This is out of the Sentinal's article.

"Israel said the district is weighing its options on how to proceed with the case, but it's "too soon" to tell. District officials said they have spent more than $700,000 defending their position. Israel said he hasn't calculated how much in back taxes is owed."

...and the clock is still running on the legal fees as well as perhaps any additional interest which it appears are being paid and/or are to be paid by the central district(s) out of what, the amenities fees paid by Villagers?

Advogado 06-12-2013 10:55 AM

Quote:

Originally Posted by villagerjack (Post 691029)
Perhaps, but if the legal opinion attached to the bonds highlighted the risk, and I do not know what it said, then it should be at the risk of the purchaser. In addition, those bondholders who bought years ago and held would probably have little or no loss since interest rates declined substantially. But you are likely correct. This will not be over for quite a while.

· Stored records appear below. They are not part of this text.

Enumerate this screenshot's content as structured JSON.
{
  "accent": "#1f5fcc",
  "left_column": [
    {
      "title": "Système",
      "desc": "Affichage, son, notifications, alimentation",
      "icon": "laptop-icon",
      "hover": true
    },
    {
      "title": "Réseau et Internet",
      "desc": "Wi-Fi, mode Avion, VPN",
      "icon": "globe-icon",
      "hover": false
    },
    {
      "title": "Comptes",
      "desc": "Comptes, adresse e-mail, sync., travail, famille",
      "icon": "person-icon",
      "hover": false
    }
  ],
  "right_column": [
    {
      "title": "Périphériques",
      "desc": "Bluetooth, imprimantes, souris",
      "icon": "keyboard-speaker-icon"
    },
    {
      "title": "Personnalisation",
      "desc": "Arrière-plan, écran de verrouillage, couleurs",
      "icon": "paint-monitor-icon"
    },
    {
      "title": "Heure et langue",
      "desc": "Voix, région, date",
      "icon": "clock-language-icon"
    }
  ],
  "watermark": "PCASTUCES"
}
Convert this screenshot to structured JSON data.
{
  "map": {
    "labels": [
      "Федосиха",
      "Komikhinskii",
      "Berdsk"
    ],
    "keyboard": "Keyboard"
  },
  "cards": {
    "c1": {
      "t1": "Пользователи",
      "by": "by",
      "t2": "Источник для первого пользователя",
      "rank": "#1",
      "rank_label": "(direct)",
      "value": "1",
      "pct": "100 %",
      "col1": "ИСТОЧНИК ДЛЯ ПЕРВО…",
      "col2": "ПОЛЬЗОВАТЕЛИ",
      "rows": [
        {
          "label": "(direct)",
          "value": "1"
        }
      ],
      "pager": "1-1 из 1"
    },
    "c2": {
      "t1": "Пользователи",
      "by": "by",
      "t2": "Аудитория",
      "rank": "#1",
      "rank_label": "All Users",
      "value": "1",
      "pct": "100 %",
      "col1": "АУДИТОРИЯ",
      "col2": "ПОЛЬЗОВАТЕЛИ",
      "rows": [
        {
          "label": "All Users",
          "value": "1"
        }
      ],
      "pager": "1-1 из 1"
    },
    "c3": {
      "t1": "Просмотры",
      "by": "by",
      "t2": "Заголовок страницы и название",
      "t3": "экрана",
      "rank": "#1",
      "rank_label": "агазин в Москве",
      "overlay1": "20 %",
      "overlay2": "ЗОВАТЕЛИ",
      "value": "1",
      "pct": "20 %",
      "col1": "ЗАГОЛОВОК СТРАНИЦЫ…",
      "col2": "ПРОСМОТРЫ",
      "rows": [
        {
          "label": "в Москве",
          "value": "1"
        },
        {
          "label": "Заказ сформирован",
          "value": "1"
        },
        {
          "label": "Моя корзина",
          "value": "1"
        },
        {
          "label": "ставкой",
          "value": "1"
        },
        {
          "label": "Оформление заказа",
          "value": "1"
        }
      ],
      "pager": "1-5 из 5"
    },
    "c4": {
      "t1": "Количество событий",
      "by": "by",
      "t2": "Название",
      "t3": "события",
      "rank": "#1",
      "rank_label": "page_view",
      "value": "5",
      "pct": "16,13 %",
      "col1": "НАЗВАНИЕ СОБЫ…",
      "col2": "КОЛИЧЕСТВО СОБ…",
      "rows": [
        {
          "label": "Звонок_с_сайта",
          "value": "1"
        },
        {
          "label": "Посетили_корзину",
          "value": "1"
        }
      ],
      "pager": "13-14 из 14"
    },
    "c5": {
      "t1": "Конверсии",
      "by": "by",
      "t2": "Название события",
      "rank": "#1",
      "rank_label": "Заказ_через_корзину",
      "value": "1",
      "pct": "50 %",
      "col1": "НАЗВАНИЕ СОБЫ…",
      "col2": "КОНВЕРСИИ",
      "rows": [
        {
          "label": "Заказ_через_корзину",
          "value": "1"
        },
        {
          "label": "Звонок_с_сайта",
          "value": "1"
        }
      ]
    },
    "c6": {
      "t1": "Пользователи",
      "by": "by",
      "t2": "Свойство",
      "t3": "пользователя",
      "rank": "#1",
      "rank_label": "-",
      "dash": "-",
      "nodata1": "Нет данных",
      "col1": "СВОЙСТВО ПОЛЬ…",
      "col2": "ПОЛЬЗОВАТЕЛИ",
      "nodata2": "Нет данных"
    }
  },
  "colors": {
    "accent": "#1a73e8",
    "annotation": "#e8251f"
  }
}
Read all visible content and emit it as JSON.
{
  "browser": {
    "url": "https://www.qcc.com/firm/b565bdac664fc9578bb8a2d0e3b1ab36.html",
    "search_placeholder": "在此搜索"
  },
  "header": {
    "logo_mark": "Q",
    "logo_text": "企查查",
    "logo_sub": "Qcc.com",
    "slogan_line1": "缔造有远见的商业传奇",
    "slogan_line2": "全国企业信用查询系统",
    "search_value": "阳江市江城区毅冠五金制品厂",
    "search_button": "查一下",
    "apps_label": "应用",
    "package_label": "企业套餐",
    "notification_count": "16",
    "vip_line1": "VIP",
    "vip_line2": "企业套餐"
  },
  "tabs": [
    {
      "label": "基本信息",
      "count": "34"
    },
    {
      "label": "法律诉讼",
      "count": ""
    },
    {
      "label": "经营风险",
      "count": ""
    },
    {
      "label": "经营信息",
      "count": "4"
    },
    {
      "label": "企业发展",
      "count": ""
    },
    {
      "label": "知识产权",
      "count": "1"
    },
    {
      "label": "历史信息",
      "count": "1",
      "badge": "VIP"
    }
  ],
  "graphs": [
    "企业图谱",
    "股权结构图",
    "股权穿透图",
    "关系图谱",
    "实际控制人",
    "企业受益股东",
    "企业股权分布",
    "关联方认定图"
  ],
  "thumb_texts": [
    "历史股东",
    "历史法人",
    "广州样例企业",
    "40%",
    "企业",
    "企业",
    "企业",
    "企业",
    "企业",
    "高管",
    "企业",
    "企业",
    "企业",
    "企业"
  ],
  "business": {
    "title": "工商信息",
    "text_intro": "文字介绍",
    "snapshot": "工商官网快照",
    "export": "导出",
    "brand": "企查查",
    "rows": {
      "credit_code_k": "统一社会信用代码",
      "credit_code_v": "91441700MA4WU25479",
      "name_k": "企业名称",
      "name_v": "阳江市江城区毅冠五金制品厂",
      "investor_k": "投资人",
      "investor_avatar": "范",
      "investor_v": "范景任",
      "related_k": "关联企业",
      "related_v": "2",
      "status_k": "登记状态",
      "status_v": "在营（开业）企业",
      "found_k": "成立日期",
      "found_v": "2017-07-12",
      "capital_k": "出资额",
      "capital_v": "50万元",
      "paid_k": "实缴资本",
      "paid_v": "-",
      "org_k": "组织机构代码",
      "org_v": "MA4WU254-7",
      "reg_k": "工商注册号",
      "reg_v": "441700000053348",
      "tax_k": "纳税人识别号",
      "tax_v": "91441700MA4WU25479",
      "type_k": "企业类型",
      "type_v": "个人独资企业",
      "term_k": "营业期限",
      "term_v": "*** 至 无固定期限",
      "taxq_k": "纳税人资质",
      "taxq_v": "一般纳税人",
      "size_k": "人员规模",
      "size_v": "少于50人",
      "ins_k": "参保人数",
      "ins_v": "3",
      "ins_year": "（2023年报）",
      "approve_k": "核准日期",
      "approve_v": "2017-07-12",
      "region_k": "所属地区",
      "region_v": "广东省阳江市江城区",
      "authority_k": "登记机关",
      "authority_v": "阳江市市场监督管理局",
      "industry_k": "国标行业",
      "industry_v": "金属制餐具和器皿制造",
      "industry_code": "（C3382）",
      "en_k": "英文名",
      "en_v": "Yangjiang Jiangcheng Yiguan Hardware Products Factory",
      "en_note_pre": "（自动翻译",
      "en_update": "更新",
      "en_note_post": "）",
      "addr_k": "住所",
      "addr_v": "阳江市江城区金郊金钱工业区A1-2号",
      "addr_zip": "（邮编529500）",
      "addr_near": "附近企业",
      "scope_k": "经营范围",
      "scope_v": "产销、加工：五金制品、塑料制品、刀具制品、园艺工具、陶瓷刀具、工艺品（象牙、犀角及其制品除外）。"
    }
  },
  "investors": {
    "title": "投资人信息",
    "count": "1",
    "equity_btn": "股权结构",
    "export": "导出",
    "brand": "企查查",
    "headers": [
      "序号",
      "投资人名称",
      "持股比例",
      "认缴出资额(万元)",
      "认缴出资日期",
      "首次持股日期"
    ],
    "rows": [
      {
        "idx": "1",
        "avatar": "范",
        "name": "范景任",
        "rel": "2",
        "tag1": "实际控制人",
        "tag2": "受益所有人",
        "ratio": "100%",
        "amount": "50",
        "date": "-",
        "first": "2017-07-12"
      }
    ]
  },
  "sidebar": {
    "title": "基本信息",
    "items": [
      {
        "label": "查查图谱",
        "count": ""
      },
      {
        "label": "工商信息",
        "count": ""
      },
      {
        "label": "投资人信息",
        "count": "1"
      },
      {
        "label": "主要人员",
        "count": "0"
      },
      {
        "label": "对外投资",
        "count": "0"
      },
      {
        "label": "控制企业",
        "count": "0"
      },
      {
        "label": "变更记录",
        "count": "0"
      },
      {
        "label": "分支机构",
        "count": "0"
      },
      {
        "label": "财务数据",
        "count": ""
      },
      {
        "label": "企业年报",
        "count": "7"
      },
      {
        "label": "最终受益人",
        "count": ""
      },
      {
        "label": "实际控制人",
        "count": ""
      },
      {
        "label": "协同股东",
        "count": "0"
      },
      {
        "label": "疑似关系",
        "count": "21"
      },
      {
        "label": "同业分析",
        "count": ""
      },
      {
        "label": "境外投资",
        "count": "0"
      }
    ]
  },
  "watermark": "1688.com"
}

As I pointed out before, the District covenanted take whatever steps are necessary to maintain the tax exempt status of the bonds. I loosely referred to to the effect of that covenant as a "tax-exempt warranty", in a previous post, because that is what it amounts to. If the District breaches that covenant by failing to maintain such tax exempt status and the bondholders have to pay taxes, the District would seem to be clearly liable to the bondholders. This is also pointed out, but not expained, in the Orlando Sentinel article of today.

What gives you the idea that the bondholders have "assumed the risk"? Have you now read the official statements for the bonds that I previously referred you to? If not, you may wish to do so, before reasserting your assumption-of-risk or any other theory.

By the way, I would be happy, as a Villager, if you are right and the District could find some way to avoid such liability. If, after you read the bond documents, you come up with a way (e.g., some actual basis for your assumption-of-risk theory), you might want to pass your idea on to the District. If you have such a way already, it is to bad you didn't tell the District a long time ago. You could have saved it hundreds of thousands of dollars in attorney fees.

gomoho 06-12-2013 10:56 AM

Quote:

Originally Posted by manaboutown (Post 691048)
This is out of the Sentinal's article.

"Israel said the district is weighing its options on how to proceed with the case, but it's "too soon" to tell. District officials said they have spent more than $700,000 defending their position. Israel said he hasn't calculated how much in back taxes is owed."

...and the clock is still running on the legal fees as well as perhaps the interest which it appears are being paid and/or are to be paid by the central district(s) out of what, the amenities fees paid by Villagers?

Thank you for highlighting this - if the district didn't think they would be looked to for the back taxes I don't imagine they would have spend $700k plus to fight this.

mickey100 06-12-2013 11:02 AM

Quote:

Originally Posted by gomoho (Post 691053)
Thank you for highlighting this - if the district didn't think they would be looked to for the back taxes I don't imagine they would have spend $700k plus to fight this.

How true. :BigApplause:

Advogado 06-12-2013 11:03 AM

Quote:

Originally Posted by janmcn (Post 690878)

The article is a reiteration of what I have been saying, and have been attacked for saying, on this site for a long, long time.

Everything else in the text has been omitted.